After a few seasons of charters, the Goldens realized that from a business standpoint Nantucket was not the best harbor for the lightship. Although the ship’s name and opulence tied in well with the island, what was needed was a major commercial port or one with a longer season. In 2006, the Goldens reluctantly put their beloved lightship on the market for $7.6 million so they could spend more time at home with their young son, but they hoped that any potential new owner would allow them to maintain a minority stake in the vessel.

Unable to find a buyer for the lightship, the Goldens have explored other options of making their investment commercially viable. During 2008, Nantucket Lightship was under charter to the waterfront DELAMAR Hotel in Greenwich, Connecticut, where it was available for overnight stays. In 2009, the lightship was moored at North Cove Marina in Lower Manhattan, where staterooms with a view of the Hudson River could be had for $395.

It would be great to spend a night on the lightship with some of the sailors who served aboard her to hear the tales of their service and learn what they think about their lightship’s spiffy accommodations.

In late August 2009, Bill Golden anchored his lightship off the Kennedy compound at Hyannis and flashed its main beacon from dusk until dawn to honor the late Senator Kennedy, who had been a guest aboard the lightship on a few occasions. A second light was shone on the Mya, Kennedy’s prized fifty-foot Concordia schooner.

For the summer of 2013, the lightship was anchored at Jamestown, Rhode Island.

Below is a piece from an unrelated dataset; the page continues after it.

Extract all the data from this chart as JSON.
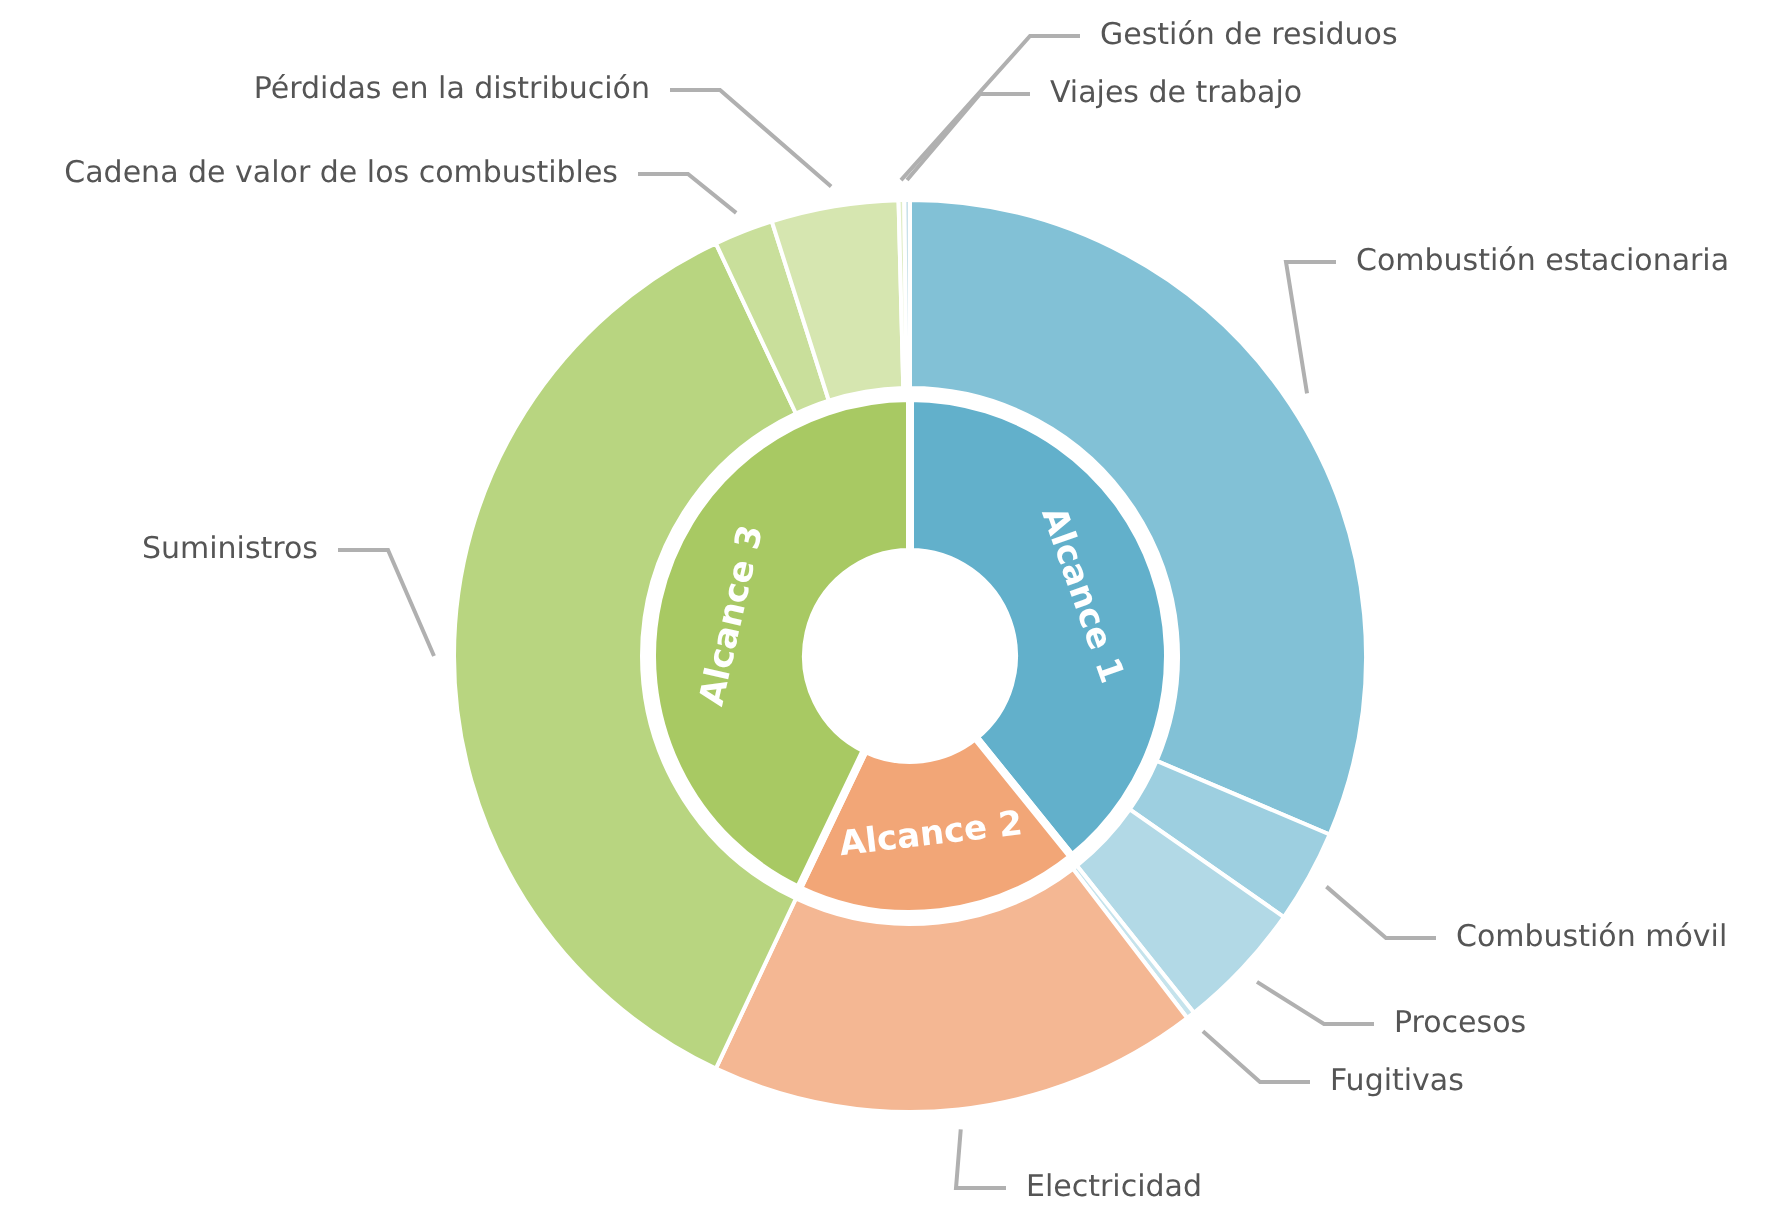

Starting in 2015, the lightship was in New York City and spent most of the time in Brooklyn. By 2020, the lightship was in Boston Harbor. A website was set up for scheduling events on the lightship, but the website is no longer active. The lightship was again placed on the market in 2016 with an asking price of $5.2 million, and in 2020, it was listed for $4.95 million.

Lightship Specifications

  • Builder: USCG, Curtis Bay, Maryland.
  • Length: 128' 0"
  • Beam: 30'
  • Draft: 11'
  • Displacement: 617 Tons
  • Illumination Apparatus: Duplex 500mm electric lens on foremast, 15,000cp each light
  • Propulsion: 550 hp Diesel
  • Fog Signal: Twin F2T diaphones mounted aft of pilot house

Station Assignments

  • 1951 – 1969: San Francisco (CA)
  • 1969 – 1971: Blunts Reef (CA)
  • 1971 – 1975: Portland (ME)
  • 1975 – 1983: Nantucket Shoals (MA)

References

  1. USCG Lightship Index.
  2. “Nantucket lightship is reborn in Lower Manhattan,” Joshua Balling, Inquirer and Mirror, March 29, 2009.